Comment 21 Brian Starkey 2018-03-25 20:40:47 UTC
Created attachment 138349 [details] GPU hang dump on 4.15.12 / Mesa 17.3.7 I'm still seeing this, dump attached. * Machine: Thinkpad 13 with Intel(R) Core(TM) i5-6200U CPU @ 2.30GHz * uname -a: Linux glados 4.15.12-1-ARCH #1 SMP PREEMPT Wed Mar 21 15:14:56 UTC 2018 x86_64 GNU/Linux * Mesa version: 17.3.7 dmesg said I should open a new bug, but as there's already at least 4 others that seems redundant?
Comment 22 Elizabeth 2018-03-26 15:06:22 UTC
(In reply to Brian Starkey from comment #21) > Created attachment 138349 [details] > GPU hang dump on 4.15.12 / Mesa 17.3.7 > > I'm still seeing this, dump attached. > > * Machine: Thinkpad 13 with Intel(R) Core(TM) i5-6200U CPU @ 2.30GHz > * uname -a: Linux glados 4.15.12-1-ARCH #1 SMP PREEMPT > Wed Mar 21 15:14:56 UTC 2018 x86_64 GNU/Linux > * Mesa version: 17.3.7 > > dmesg said I should open a new bug, but as there's already at least 4 others > that seems redundant?
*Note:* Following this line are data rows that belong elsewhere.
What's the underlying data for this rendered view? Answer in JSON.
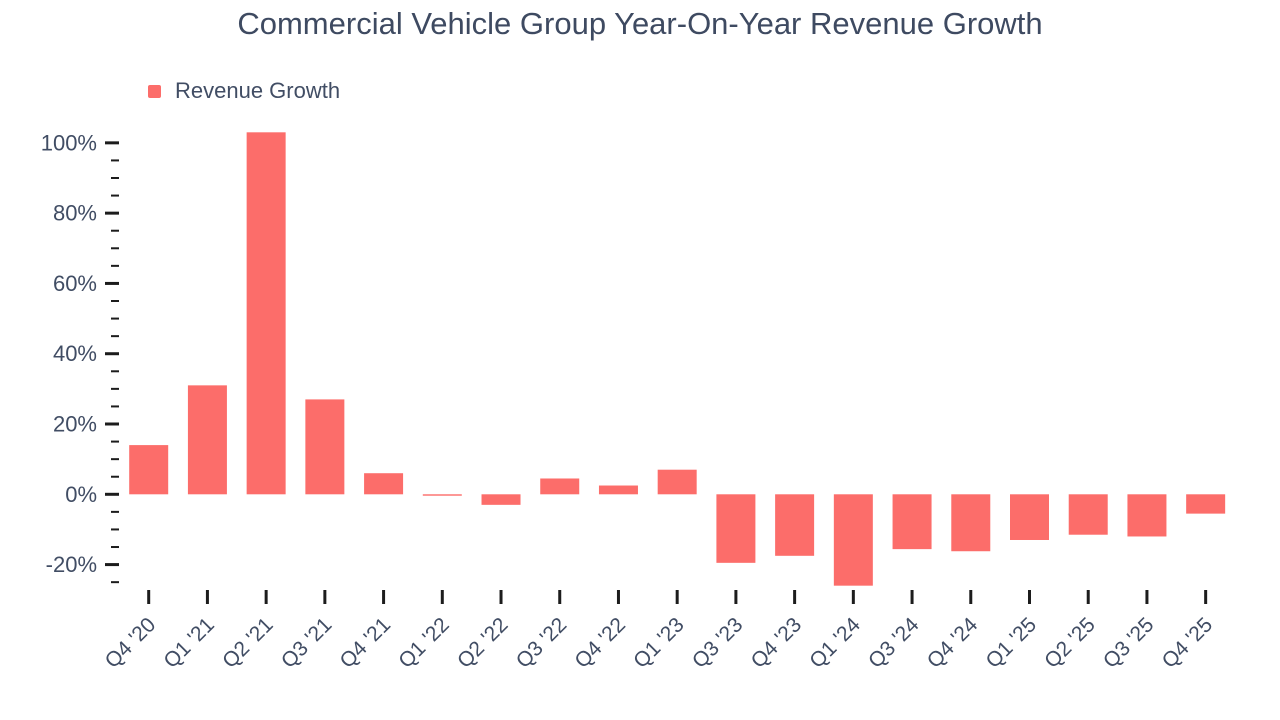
{
  "page": {
    "background": "#ffffff"
  },
  "chart_data": {
    "type": "bar",
    "title": "Commercial Vehicle Group Year-On-Year Revenue Growth",
    "legend": [
      {
        "label": "Revenue Growth",
        "color": "#fc6d6a"
      }
    ],
    "legend_position": "top-left",
    "series_name": "Revenue Growth",
    "categories": [
      "Q4 '20",
      "Q1 '21",
      "Q2 '21",
      "Q3 '21",
      "Q4 '21",
      "Q1 '22",
      "Q2 '22",
      "Q3 '22",
      "Q4 '22",
      "Q1 '23",
      "Q3 '23",
      "Q4 '23",
      "Q1 '24",
      "Q3 '24",
      "Q4 '24",
      "Q1 '25",
      "Q2 '25",
      "Q3 '25",
      "Q4 '25"
    ],
    "values": [
      14,
      31,
      103,
      27,
      6,
      -0.4,
      -3,
      4.5,
      2.5,
      7,
      -19.5,
      -17.5,
      -26,
      -15.6,
      -16.2,
      -13,
      -11.5,
      -12,
      -5.5
    ],
    "value_unit": "%",
    "bar_color": "#fc6d6a",
    "text_color": "#414d64",
    "tick_color": "#1c1c1c",
    "grid": false,
    "yaxis": {
      "unit": "%",
      "tick_min": -20,
      "tick_max": 100,
      "major_step": 20,
      "minor_step": 5,
      "minor_min": -25,
      "minor_max": 95,
      "ylim": [
        -27.5,
        103.5
      ],
      "major_tick_labels": [
        "-20%",
        "0%",
        "20%",
        "40%",
        "60%",
        "80%",
        "100%"
      ]
    }
  }
}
Hello Brian. In this case, this specific hang was already verified to be fixed by 17.3.6 meaning that your issue, even if is produced with the same program, must have a different root-cause or to be a regression. Could you open a new bug with the steps to reproduce, your configuration, the error state and if possible an apitrace of the hang? To prove if this is a regression, you can test with 17.3.6 and 17.3.7, if the first works properly vs the second, then is a regression. Thank you.
Comment 23 Brian Starkey 2018-03-26 21:42:28 UTC
Hi Elizabeth, thanks for the advice. I've been running 17.3.6 for a while now and no crash yet. I haven't found a sure-fire way to reproduce it so it's hard to be sure, but I'll be sure to open a new bug when I figure out if it's a regression or also present in 17.3.6.